We also continue to look at new ways to involve front-line staff in tackling red tape and improving service delivery. We have worked recently with the Improvement and Development Agency and a number of local authorities and central government agencies to develop the idea of learning labs. In these labs, staff have been able to develop and implement new ideas leading in many cases to radical improvements in service delivery. We are currently considering with our partners how best to apply these lessons more widely across the public sector.
My other responsibilities in the Cabinet Office include oversight of the Regulatory Impact Unit with its Better Regulation Task Force and e-Government with the e-Envoy, Andrew Pinder.
Lord Haskins' Better Regulation Task Force and the Cabinet Office's Regulatory Impact Unit have already done some excellent work in helping to cut red tape for headteachers, for police and for doctors. And they will continue to do more such valuable work in our four key delivery areas.

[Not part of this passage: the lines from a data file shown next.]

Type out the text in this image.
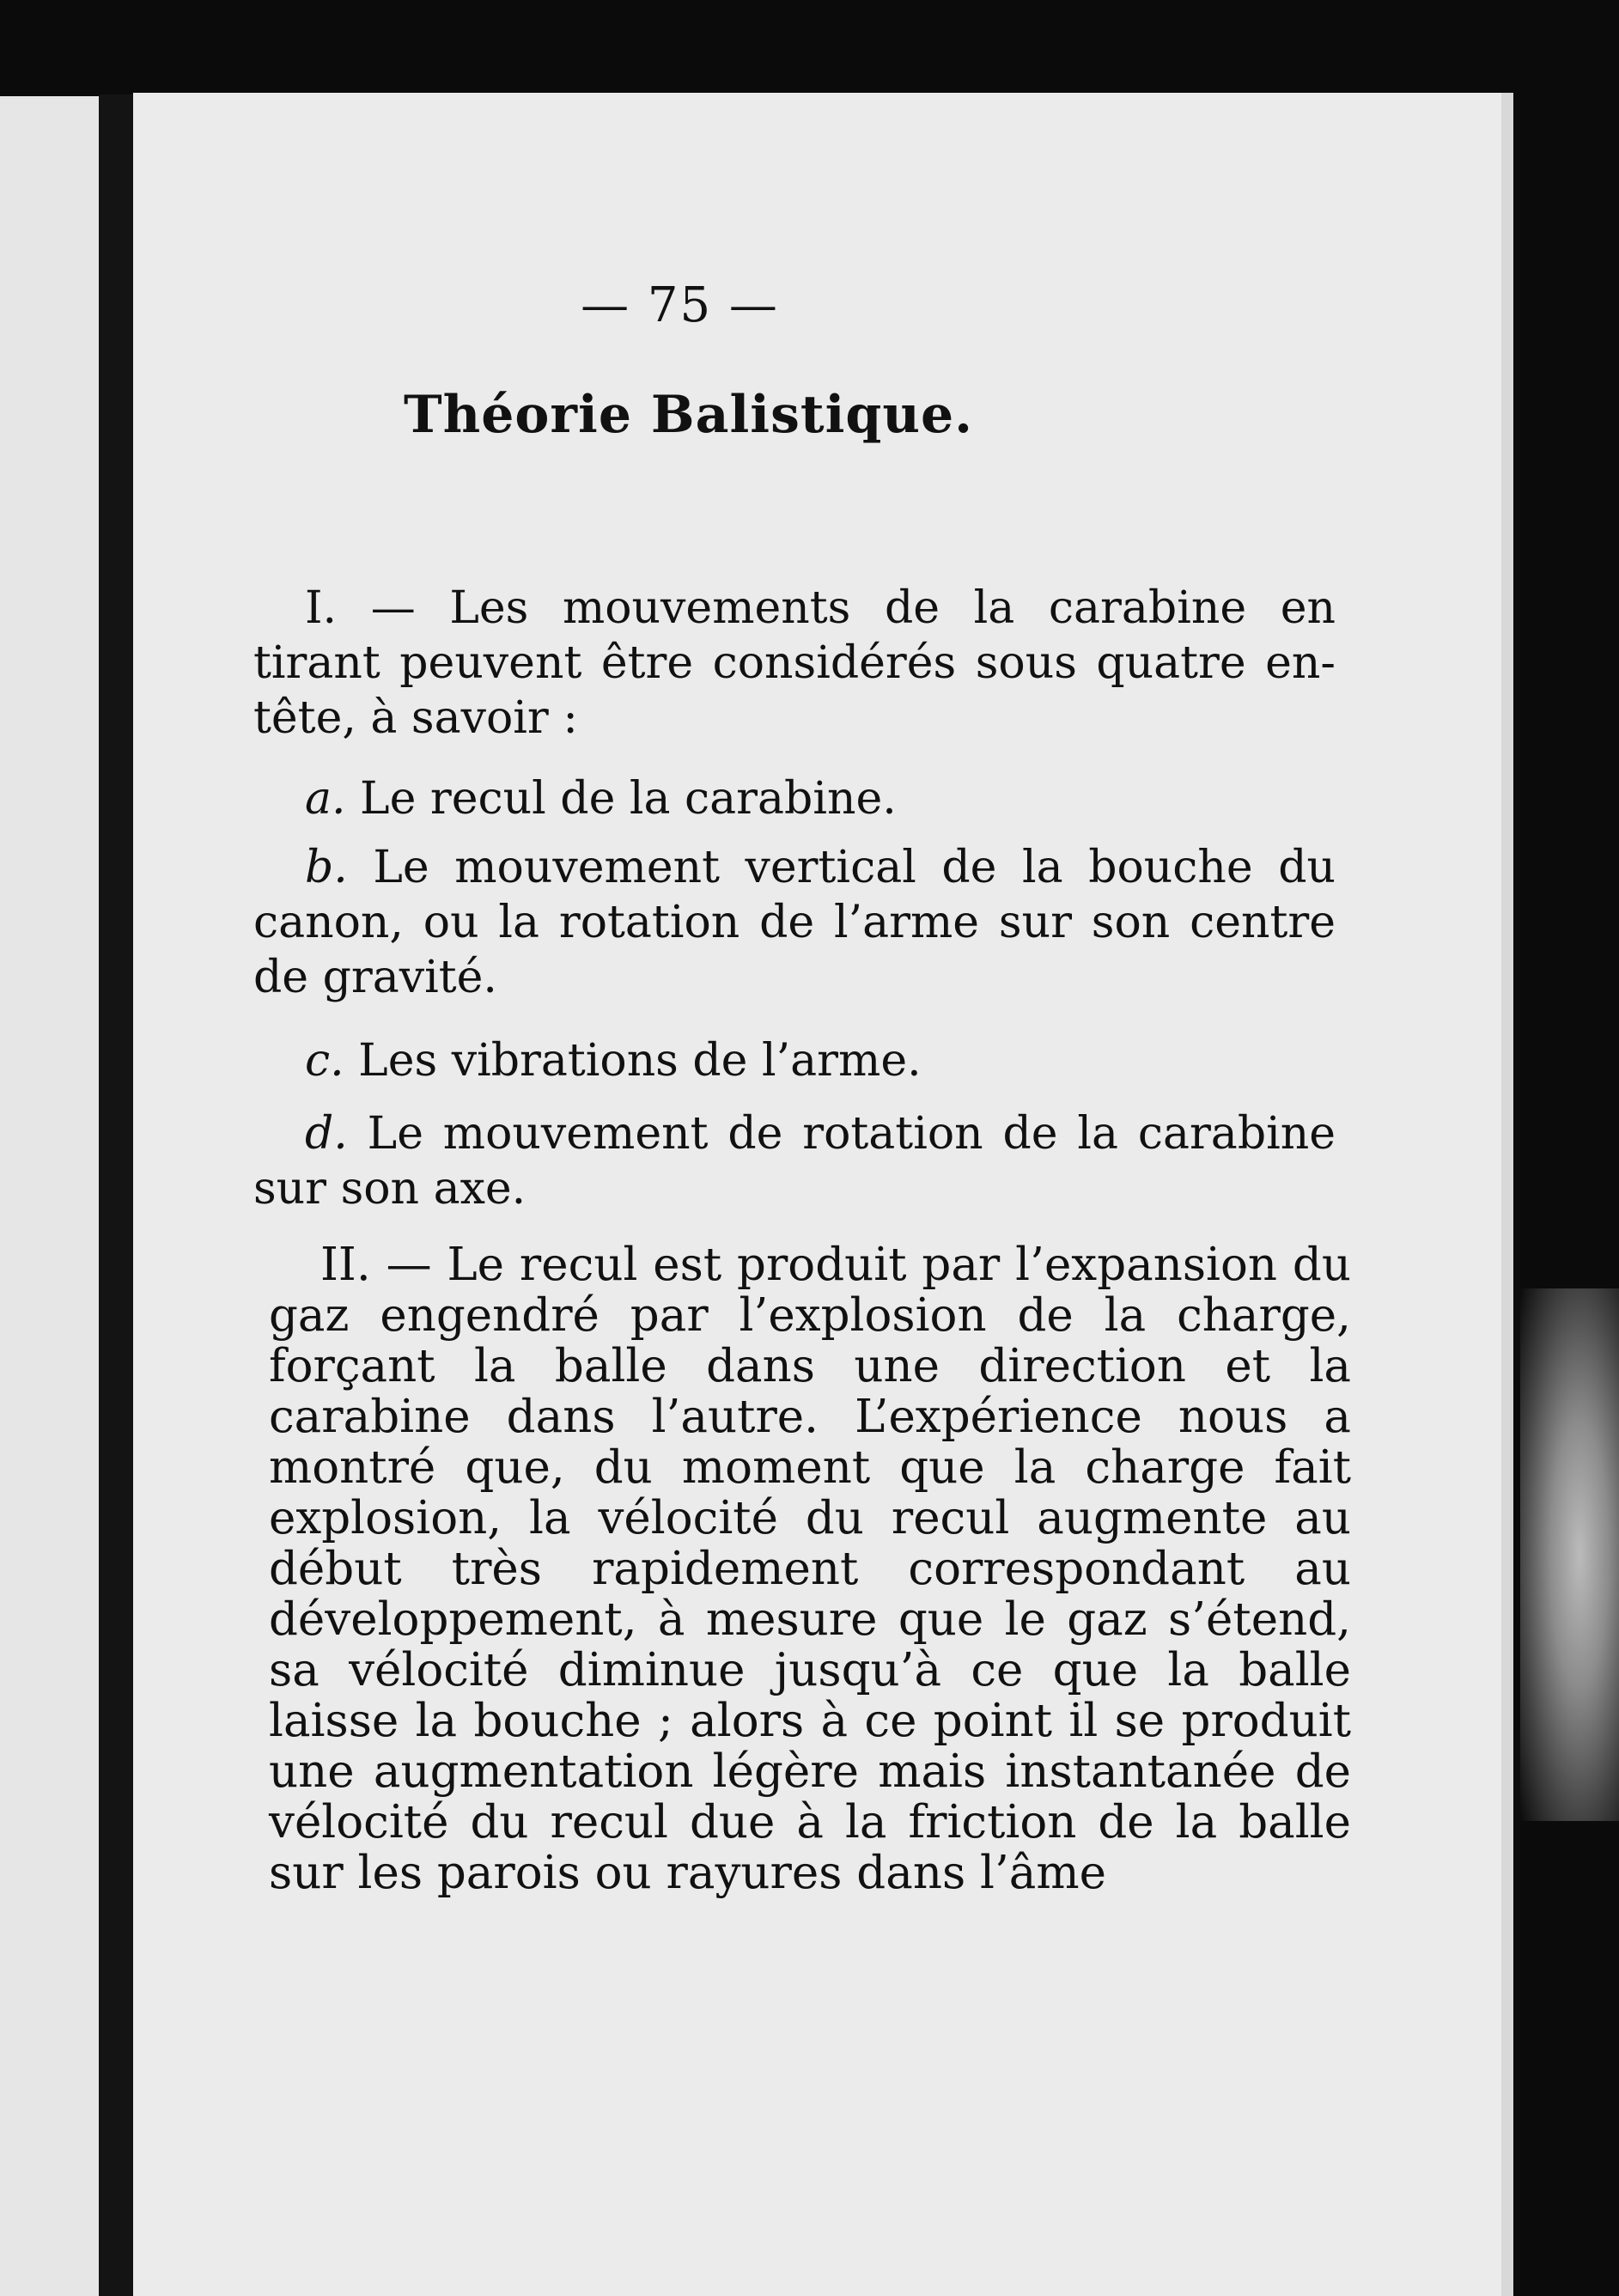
— 75 —
Théorie Balistique.
I. — Les mouvements de la carabine en tirant peuvent être considérés sous quatre en-tête, à savoir :
a. Le recul de la carabine.
b. Le mouvement vertical de la bouche du canon, ou la rotation de l’arme sur son centre de gravité.
c. Les vibrations de l’arme.
d. Le mouvement de rotation de la carabine sur son axe.
II. — Le recul est produit par l’expansion du gaz engendré par l’explosion de la charge, forçant la balle dans une direction et la carabine dans l’autre. L’expérience nous a montré que, du moment que la charge fait explosion, la vélocité du recul augmente au début très rapidement correspondant au développement, à mesure que le gaz s’étend, sa vélocité diminue jusqu’à ce que la balle laisse la bouche ; alors à ce point il se produit une augmentation légère mais instantanée de vélocité du recul due à la friction de la balle sur les parois ou rayures dans l’âme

Similarly the e-Envoy’s Public Sector Team will work towards the maximum impact on delivery of services from new IT systems, while the Office of Government Commerce, under Peter Gershon, and the Treasury works to professionalise the procurement of big public projects.
Joined up Government in the Cabinet Office mean my units working closely with others in the centres such as the Performance and Innovation Unit and Forward Strategy Unit, the DPM’s Social Exclusion and Regional Co-ordination Units, and Sally Morgan’s work with the Women and Equality Unit. All with a more intense focus on delivery. In addition, Wendy Thomson, who will be known to many of you from her local government experience, is heading the newly set up Office of Public Services Reform, based in the Cabinet Office and reporting to the Prime Minister. Wendy will work for that renaissance in quality and status of public services that we all want.
This Office of Public Services Reform’s wider remit will cover the full range of services including central and local government and public bodies. Working with the Civil Service Corporate Management team and others, Wendy will look more fundamentally at current structures, systems, incentives, skills, and how we measure customer satisfaction.
These will be lean units, built largely with existing Cabinet Office resources, but they will strengthen the centre in the major challenge of this term – how to drive and deliver change.
Our public services symbolise the spirit of community. Collective provision, not the market, is the best way to ensure that the majority gets the opportunity and security that the few at the top take for granted. We all accept that change is essential. But all know it won’t be easy. We will certainly need your help in our second term in office. So from the start, let us work in partnership to ensure a bright future for the public services in Britain.